Não houve mais nenhuma resposta da parte de Leiko durante o resto da viagem que não fossem grunhidos desinteressados para qualquer comentário ou tentativa de criar assunto por seu colega. Seus olhos estavam ocupados observando a cidade em todo seu cinza escuro metalizado: pixadores deixando suas infinitas marcas no concreto sujo, viciados paranóicos caçando sua próxima dose, trabalhadores com passos furiosos atrasados para seus compromissos, robôs-letreiros anunciando a mais nova promoção alimentícia e anjos desfilando em suas lindas viaturas garantido que tudo isso continue nessa incrível e anárquica paz.

- SENHOR. SENHORA. CHEGA*click* AO NOSSO DESTINO. O VALOR É DE *click* *click* DUZENTOS E QUARENTA ÁGUIAS.

Charles tirou seu celular do bolso e o passou na tela em frente ao seu assento. Um som foi emitido ao confirmar o pagamento.

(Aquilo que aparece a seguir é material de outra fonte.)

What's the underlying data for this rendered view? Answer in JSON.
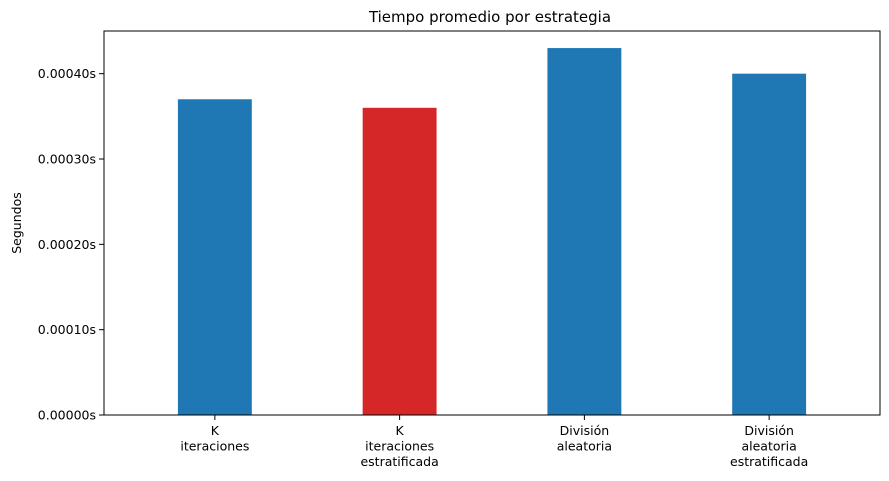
{
  "chart_data": {
    "type": "bar",
    "title": "Tiempo promedio por estrategia",
    "xlabel": "",
    "ylabel": "Segundos",
    "categories": [
      [
        "K",
        "iteraciones"
      ],
      [
        "K",
        "iteraciones",
        "estratificada"
      ],
      [
        "División",
        "aleatoria"
      ],
      [
        "División",
        "aleatoria",
        "estratificada"
      ]
    ],
    "values": [
      0.00037,
      0.00036,
      0.00043,
      0.0004
    ],
    "bar_colors": [
      "#1f77b4",
      "#d62728",
      "#1f77b4",
      "#1f77b4"
    ],
    "ylim": [
      0,
      0.00045
    ],
    "yticks": [
      0.0,
      0.0001,
      0.0002,
      0.0003,
      0.0004
    ],
    "ytick_labels": [
      "0.00000s",
      "0.00010s",
      "0.00020s",
      "0.00030s",
      "0.00040s"
    ],
    "grid": false,
    "legend": null
  }
}
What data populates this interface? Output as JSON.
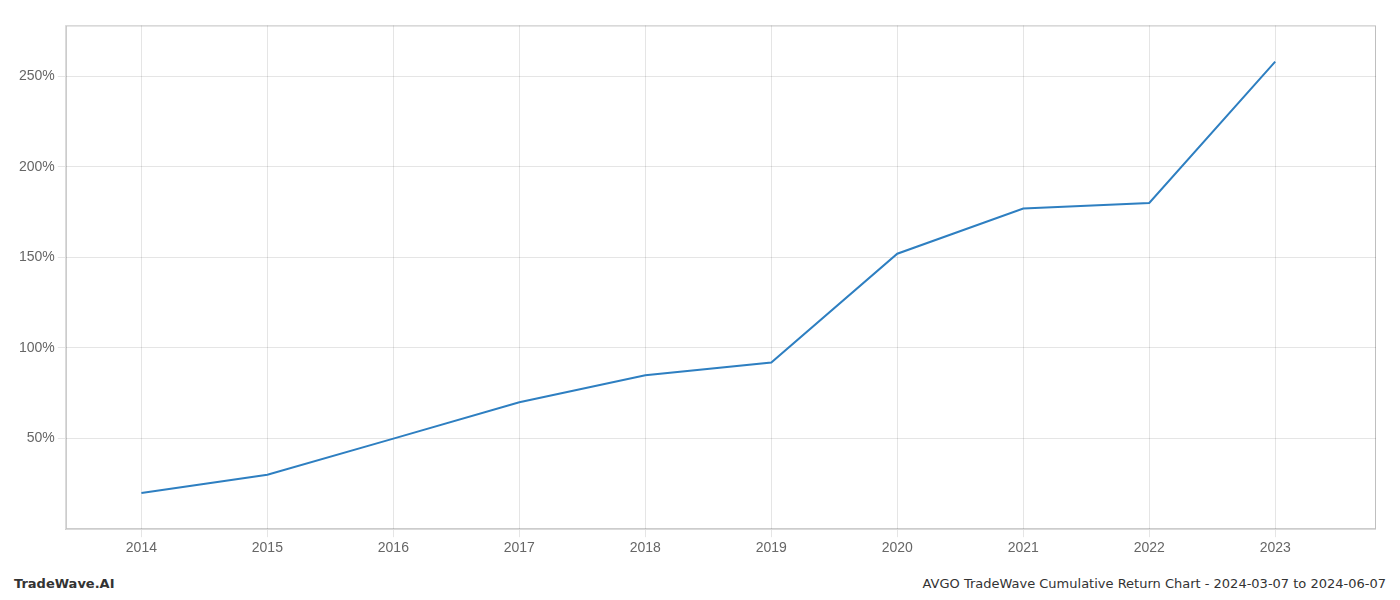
{
  "chart_data": {
    "type": "line",
    "x": [
      2014,
      2015,
      2016,
      2017,
      2018,
      2019,
      2020,
      2021,
      2022,
      2023
    ],
    "values": [
      20,
      30,
      50,
      70,
      85,
      92,
      152,
      177,
      180,
      258
    ],
    "color": "#2e7fc1",
    "xlim": [
      2013.4,
      2023.8
    ],
    "xticks": [
      2014,
      2015,
      2016,
      2017,
      2018,
      2019,
      2020,
      2021,
      2022,
      2023
    ],
    "ylim": [
      0,
      278
    ],
    "yticks": [
      {
        "value": 50,
        "label": "50%"
      },
      {
        "value": 100,
        "label": "100%"
      },
      {
        "value": 150,
        "label": "150%"
      },
      {
        "value": 200,
        "label": "200%"
      },
      {
        "value": 250,
        "label": "250%"
      }
    ],
    "grid": true,
    "annotations": [
      "TradeWave.AI",
      "AVGO TradeWave Cumulative Return Chart - 2024-03-07 to 2024-06-07"
    ]
  }
}
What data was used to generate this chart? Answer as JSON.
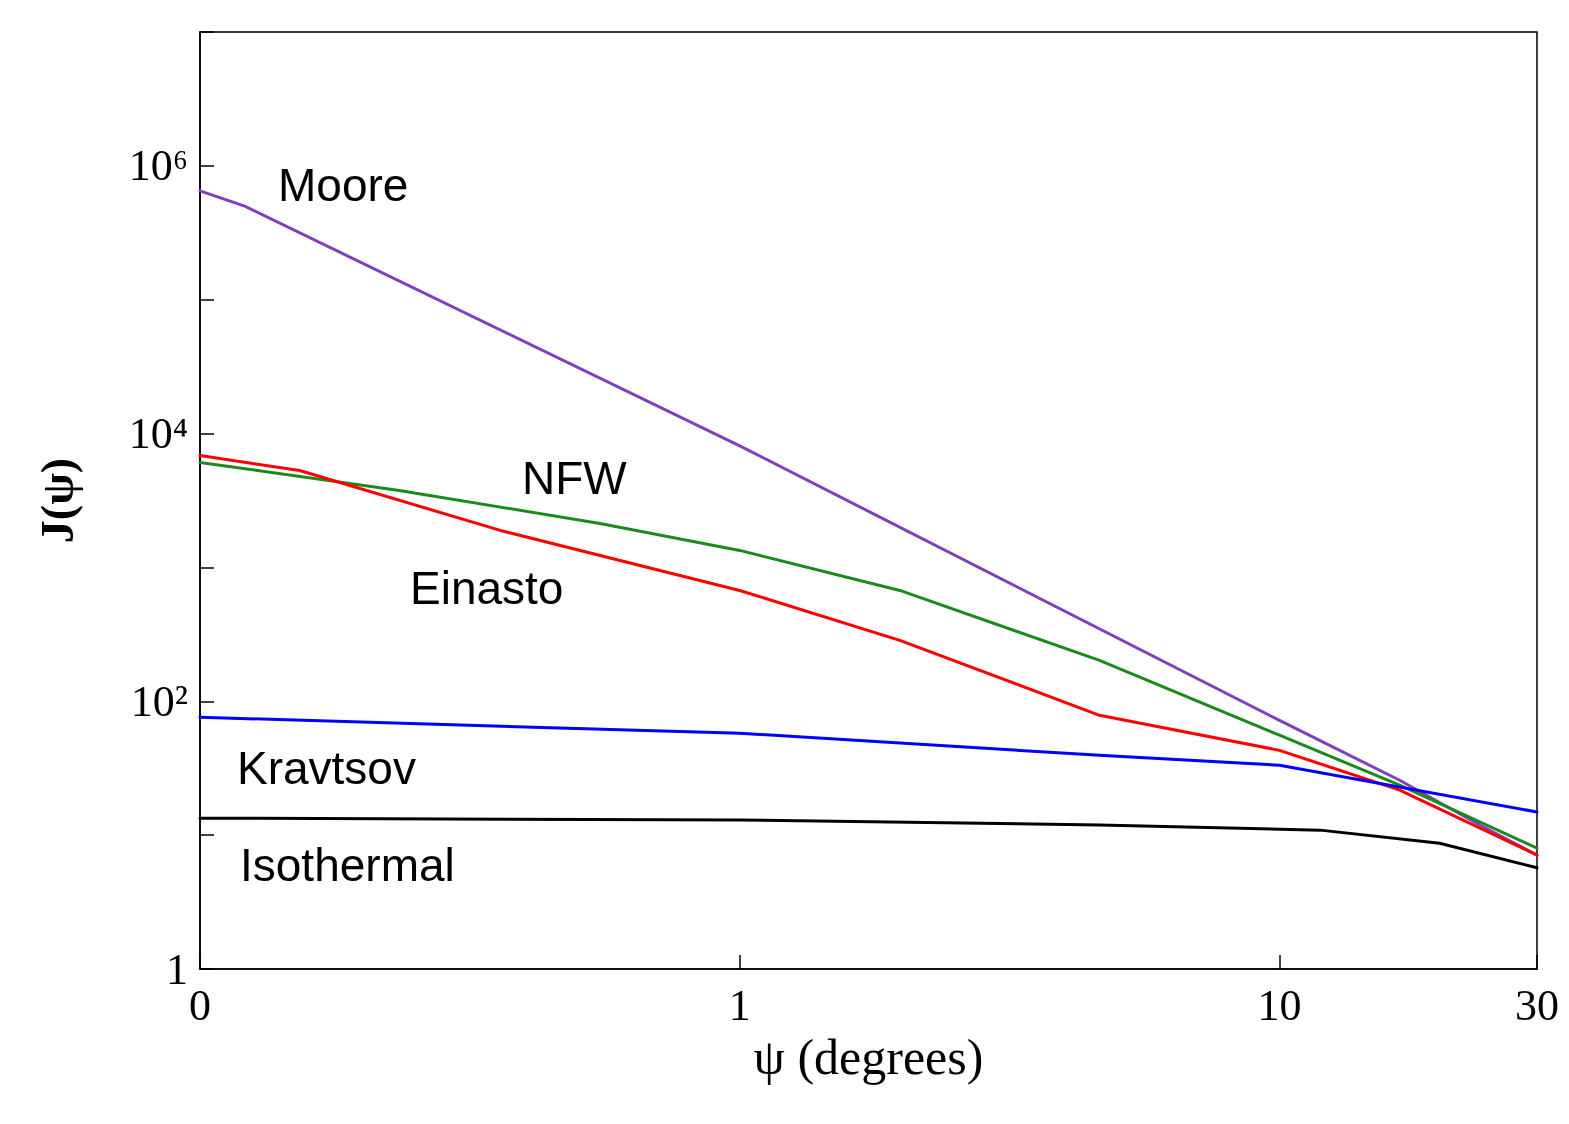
{
  "chart_data": {
    "type": "line",
    "xlabel": "ψ (degrees)",
    "ylabel": "J(ψ)",
    "log": "xy",
    "grid": false,
    "marker": "none",
    "line_style": "solid",
    "xlim": [
      0.1,
      30
    ],
    "xticks": [
      {
        "value": 0.1,
        "label": "0"
      },
      1,
      10,
      30
    ],
    "ylim": [
      1,
      10000000
    ],
    "yticks": [
      {
        "value": 1,
        "label": "1"
      },
      {
        "value": 10,
        "label": null
      },
      {
        "value": 100,
        "label": "10²"
      },
      {
        "value": 1000,
        "label": null
      },
      {
        "value": 10000,
        "label": "10⁴"
      },
      {
        "value": 100000,
        "label": null
      },
      {
        "value": 1000000,
        "label": "10⁶"
      },
      {
        "value": 10000000,
        "label": null
      }
    ],
    "series": [
      {
        "color": "#7f3fbf",
        "x": [
          0.1,
          0.121,
          1,
          10,
          16.7,
          23.5,
          30
        ],
        "values": [
          650000,
          500000,
          8100,
          72,
          25.7,
          11.9,
          7.1
        ]
      },
      {
        "color": "#1a8a1a",
        "x": [
          0.1,
          0.234,
          0.551,
          1,
          1.98,
          4.64,
          10,
          16.7,
          30
        ],
        "values": [
          6080,
          3760,
          2130,
          1340,
          673,
          202,
          55.8,
          23.6,
          8.0
        ]
      },
      {
        "color": "#ff0000",
        "x": [
          0.1,
          0.153,
          0.36,
          1,
          1.98,
          4.64,
          10,
          16.7,
          30
        ],
        "values": [
          6850,
          5300,
          1890,
          673,
          285,
          78.6,
          43,
          21.7,
          7.1
        ]
      },
      {
        "color": "#0000ff",
        "x": [
          0.1,
          1,
          4.64,
          10,
          30
        ],
        "values": [
          76,
          57.7,
          39.5,
          33.3,
          14.9
        ]
      },
      {
        "color": "#000000",
        "x": [
          0.1,
          1,
          4.64,
          11.9,
          19.8,
          30
        ],
        "values": [
          13.4,
          13.0,
          11.9,
          10.9,
          8.7,
          5.7
        ]
      }
    ],
    "annotations": [
      "Moore",
      "NFW",
      "Einasto",
      "Kravtsov",
      "Isothermal"
    ]
  }
}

- OBRIGADO POR VIAJA*click* VIAJA*click* VIAJA*click* - O motorista não conseguiu terminar a frase antes de seus passageiros humanos descerem do veículo.

O local era surpreendentemente bem conservado: paredes sem grafites, segurança humano na porta, um tapete vermelho cobrindo as escadas que levavam à entrada e uma faixada digna de teatros antigos. Provavelmente foi um teatro antigo em algum século e agora se tornou algo realmente lucrativo. Até mesmo o letreiro ainda funcionava. Alto e em um antiquado mas charmoso neon podia ser lido "Casa de la Bella".

- Quantas pessoas me acordam às 11 da manhã pra me levar em um puteiro? Eu te digo quantas, Charles, vamos, pergunte.

- Não faça eu me arrepender de ter te trazido.

- Pensava que era esse o meu trabalho. - disse ela com um sarcasmo tão pesado quanto o nível de dióxido de carbono no ar.